To fulfill that purpose, she started classes in a workroom in the house almost immediately upon graduation from the Alberta College of Art. The number of students quickly outgrew the space. So Barbara, determined as ever, sold 80 acres of her quarter section to purchase the Ballyhamage schoolhouse. As it was located on the property just next to hers, it would prove a perfect place to offer classes. Sculptor and jeweller, Stan “Zared” Racher renovated the old building and converted it into an art studio where Barbara began to teach.
Once the schoolhouse opened, Barbara had classes for adults during the week and devoted Saturdays to children. Summertime would also be dedicated to children, and busloads of children came out. Painting, pottery, silversmithing and weaving were some of the first classes that Barbara offered in her one-room schoolhouse. She invited friends and artists from art school to the schoolhouse to teach and take classes.

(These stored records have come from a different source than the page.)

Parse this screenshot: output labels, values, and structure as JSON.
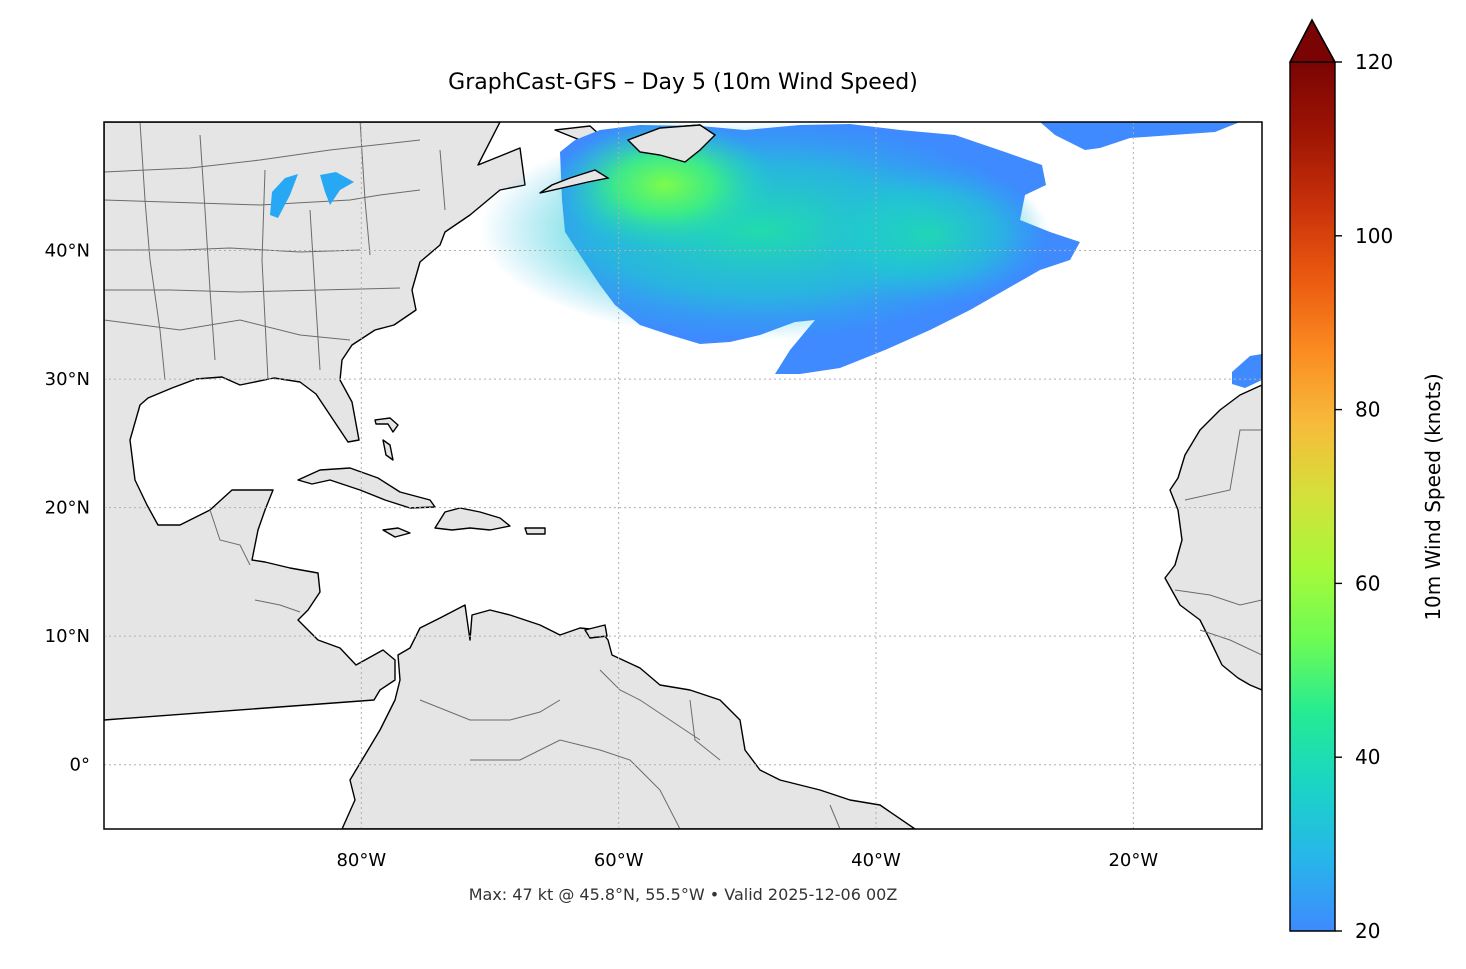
{
  "title": "GraphCast-GFS – Day 5 (10m Wind Speed)",
  "footer": "Max: 47 kt @ 45.8°N, 55.5°W • Valid 2025-12-06 00Z",
  "map": {
    "lon_range": [
      -100,
      -10
    ],
    "lat_range": [
      -5,
      50
    ],
    "lon_ticks": [
      {
        "value": -80,
        "label": "80°W"
      },
      {
        "value": -60,
        "label": "60°W"
      },
      {
        "value": -40,
        "label": "40°W"
      },
      {
        "value": -20,
        "label": "20°W"
      }
    ],
    "lat_ticks": [
      {
        "value": 40,
        "label": "40°N"
      },
      {
        "value": 30,
        "label": "30°N"
      },
      {
        "value": 20,
        "label": "20°N"
      },
      {
        "value": 10,
        "label": "10°N"
      },
      {
        "value": 0,
        "label": "0°"
      }
    ],
    "grid": true,
    "land_color": "#e5e5e5",
    "ocean_color": "#ffffff"
  },
  "colorbar": {
    "label": "10m Wind Speed (knots)",
    "range": [
      20,
      120
    ],
    "ticks": [
      {
        "value": 20,
        "label": "20"
      },
      {
        "value": 40,
        "label": "40"
      },
      {
        "value": 60,
        "label": "60"
      },
      {
        "value": 80,
        "label": "80"
      },
      {
        "value": 100,
        "label": "100"
      },
      {
        "value": 120,
        "label": "120"
      }
    ],
    "extend": "max",
    "colors": [
      "#3e8afe",
      "#27b6ea",
      "#1bd4c6",
      "#24eb94",
      "#6cfb55",
      "#a6f93a",
      "#d4e13a",
      "#f7bb3a",
      "#fb8c22",
      "#eb5a10",
      "#c9320a",
      "#9e1504",
      "#7a0403"
    ]
  },
  "chart_data": {
    "type": "heatmap",
    "title": "GraphCast-GFS – Day 5 (10m Wind Speed)",
    "variable": "10m Wind Speed (knots)",
    "value_range": [
      20,
      120
    ],
    "max": {
      "value": 47,
      "lat": 45.8,
      "lon": -55.5,
      "label": "Max: 47 kt @ 45.8°N, 55.5°W"
    },
    "valid_time": "2025-12-06 00Z",
    "wind_regions": [
      {
        "region": "North Atlantic storm",
        "lat_range": [
          30.5,
          50
        ],
        "lon_range": [
          -66,
          -30
        ],
        "peak_kt": 47
      },
      {
        "region": "Far NE Atlantic band",
        "lat_range": [
          48,
          50
        ],
        "lon_range": [
          -35,
          -11
        ],
        "peak_kt": 24
      },
      {
        "region": "Near Canary Islands",
        "lat_range": [
          30.5,
          32
        ],
        "lon_range": [
          -13.5,
          -11
        ],
        "peak_kt": 24
      },
      {
        "region": "Great Lakes",
        "lat_range": [
          43,
          46
        ],
        "lon_range": [
          -88,
          -82
        ],
        "peak_kt": 25
      }
    ]
  }
}
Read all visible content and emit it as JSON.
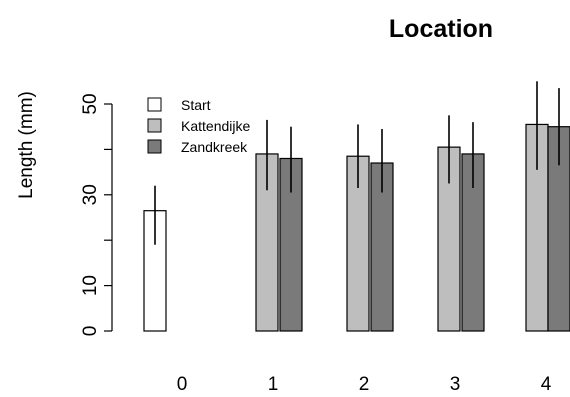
{
  "chart_data": {
    "type": "bar",
    "title": "Location",
    "ylabel": "Length (mm)",
    "xlabel": "",
    "ylim": [
      0,
      50
    ],
    "yticks": [
      0,
      10,
      30,
      50
    ],
    "categories": [
      "0",
      "1",
      "2",
      "3",
      "4"
    ],
    "series": [
      {
        "name": "Start",
        "color": "#ffffff",
        "values": [
          26.5,
          null,
          null,
          null,
          null
        ],
        "err_low": [
          19,
          null,
          null,
          null,
          null
        ],
        "err_high": [
          32,
          null,
          null,
          null,
          null
        ]
      },
      {
        "name": "Kattendijke",
        "color": "#bebebe",
        "values": [
          null,
          39,
          38.5,
          40.5,
          45.5
        ],
        "err_low": [
          null,
          31,
          31.5,
          32.5,
          35.5
        ],
        "err_high": [
          null,
          46.5,
          45.5,
          47.5,
          55
        ]
      },
      {
        "name": "Zandkreek",
        "color": "#7a7a7a",
        "values": [
          null,
          38,
          37,
          39,
          45
        ],
        "err_low": [
          null,
          30.5,
          30.5,
          31.5,
          36.5
        ],
        "err_high": [
          null,
          45,
          44.5,
          46,
          53.5
        ]
      }
    ],
    "legend_position": "top-left",
    "grid": false
  }
}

The grand opening of The Leighton Centre took place on November 1, 1970, with a celebration that included over five hundred guests. Refreshments were served and an exhibition of local artists’ paintings, prints, sculptures, batiks, jewellery and ceramics were shown.
“Hundreds of people showed up, well maybe not hundreds, but certainly for our little old back road there was car after car after car.”
—Gordon Given
Barbara had purchased the Half Diamond LC brand and branding iron for the Leighton Art Centre. At the grand opening, Barbara branded cedar shingles that were leftover from renovations of the schoolhouse. New members received a branded shingle instead of a membership card. Recognizable amongst the names of new members are local celebrities including Peter Lougheed, Mary Dover, Stan Perrott and Marmie Hess, who were all friends of Barbara’s.

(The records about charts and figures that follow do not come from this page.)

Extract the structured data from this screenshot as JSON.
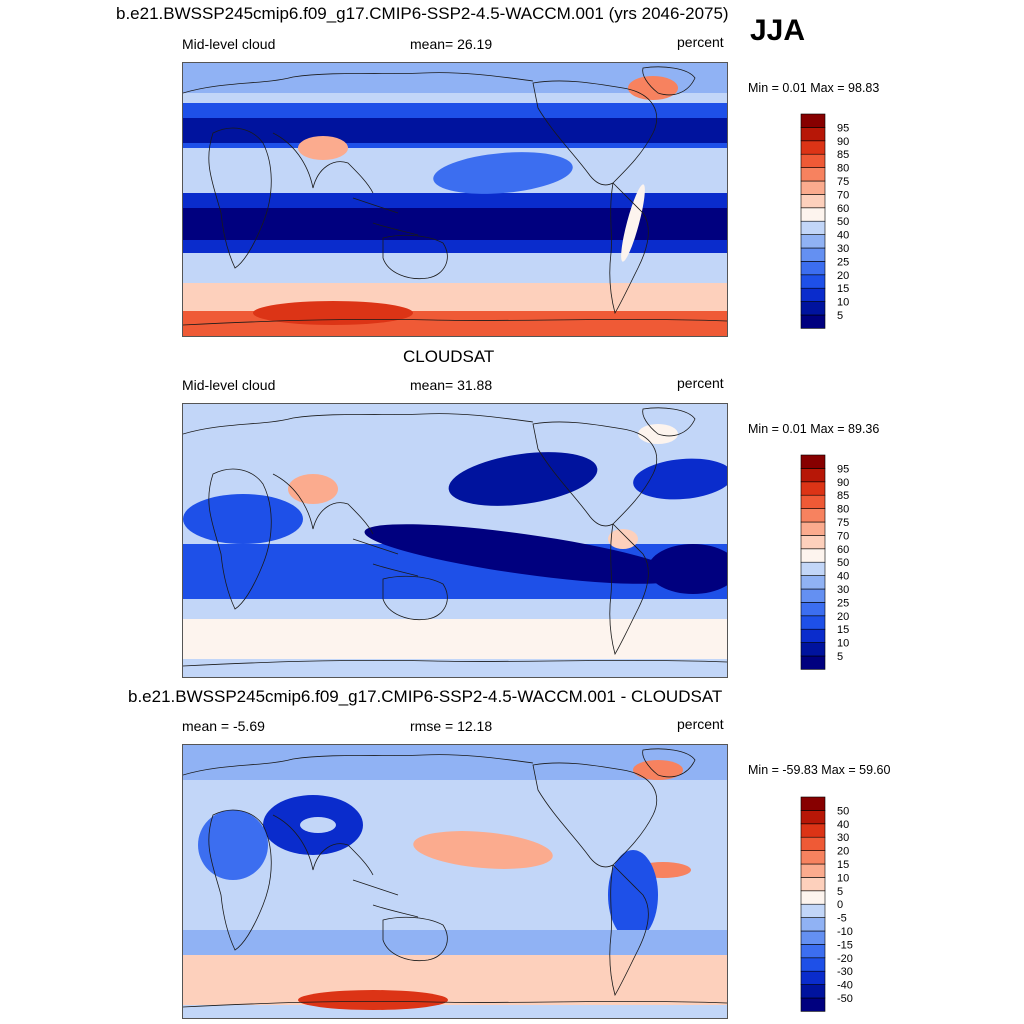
{
  "season": "JJA",
  "panels": [
    {
      "title": "b.e21.BWSSP245cmip6.f09_g17.CMIP6-SSP2-4.5-WACCM.001 (yrs 2046-2075)",
      "left_label": "Mid-level cloud",
      "center_label": "mean=  26.19",
      "right_label": "percent",
      "minmax": "Min =   0.01 Max =  98.83",
      "colorbar_levels": [
        "5",
        "10",
        "15",
        "20",
        "25",
        "30",
        "40",
        "50",
        "60",
        "70",
        "75",
        "80",
        "85",
        "90",
        "95"
      ]
    },
    {
      "title": "CLOUDSAT",
      "left_label": "Mid-level cloud",
      "center_label": "mean=  31.88",
      "right_label": "percent",
      "minmax": "Min =   0.01 Max =  89.36",
      "colorbar_levels": [
        "5",
        "10",
        "15",
        "20",
        "25",
        "30",
        "40",
        "50",
        "60",
        "70",
        "75",
        "80",
        "85",
        "90",
        "95"
      ]
    },
    {
      "title": "b.e21.BWSSP245cmip6.f09_g17.CMIP6-SSP2-4.5-WACCM.001 - CLOUDSAT",
      "left_label": "mean =  -5.69",
      "center_label": "rmse =  12.18",
      "right_label": "percent",
      "minmax": "Min = -59.83 Max =  59.60",
      "colorbar_levels": [
        "-50",
        "-40",
        "-30",
        "-20",
        "-15",
        "-10",
        "-5",
        "0",
        "5",
        "10",
        "15",
        "20",
        "30",
        "40",
        "50"
      ]
    }
  ],
  "colors": {
    "palette": [
      "#00007f",
      "#00139e",
      "#0a2ccc",
      "#1e50e8",
      "#3c6ef0",
      "#6490f2",
      "#90b2f4",
      "#c2d6f8",
      "#fdf4ee",
      "#fdd0bc",
      "#fbab8e",
      "#f7825f",
      "#ef5a36",
      "#dc3416",
      "#b71707",
      "#870000"
    ],
    "coastline": "#1a1a1a"
  }
}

“She sees the centre housing ceramic and enamel kilns, silversmiths, fabric workers—the whole gamut of crafts being produced in this simply magnificent setting.”—Suzanne Swarun, Calgary Herald, June 20, 1970
So many children and adults came out that Barbara’s art centre grew quickly enough that another building had to be added in summer 1971. Three years later, the Leighton Art Center officially incorporated as a society with the Government of Alberta. Eventually, the centre boasted a weaving studio, a pottery studio with wheels and kilns, and a woodworking studio plus the schoolhouse and Barbara’s in-house art gallery.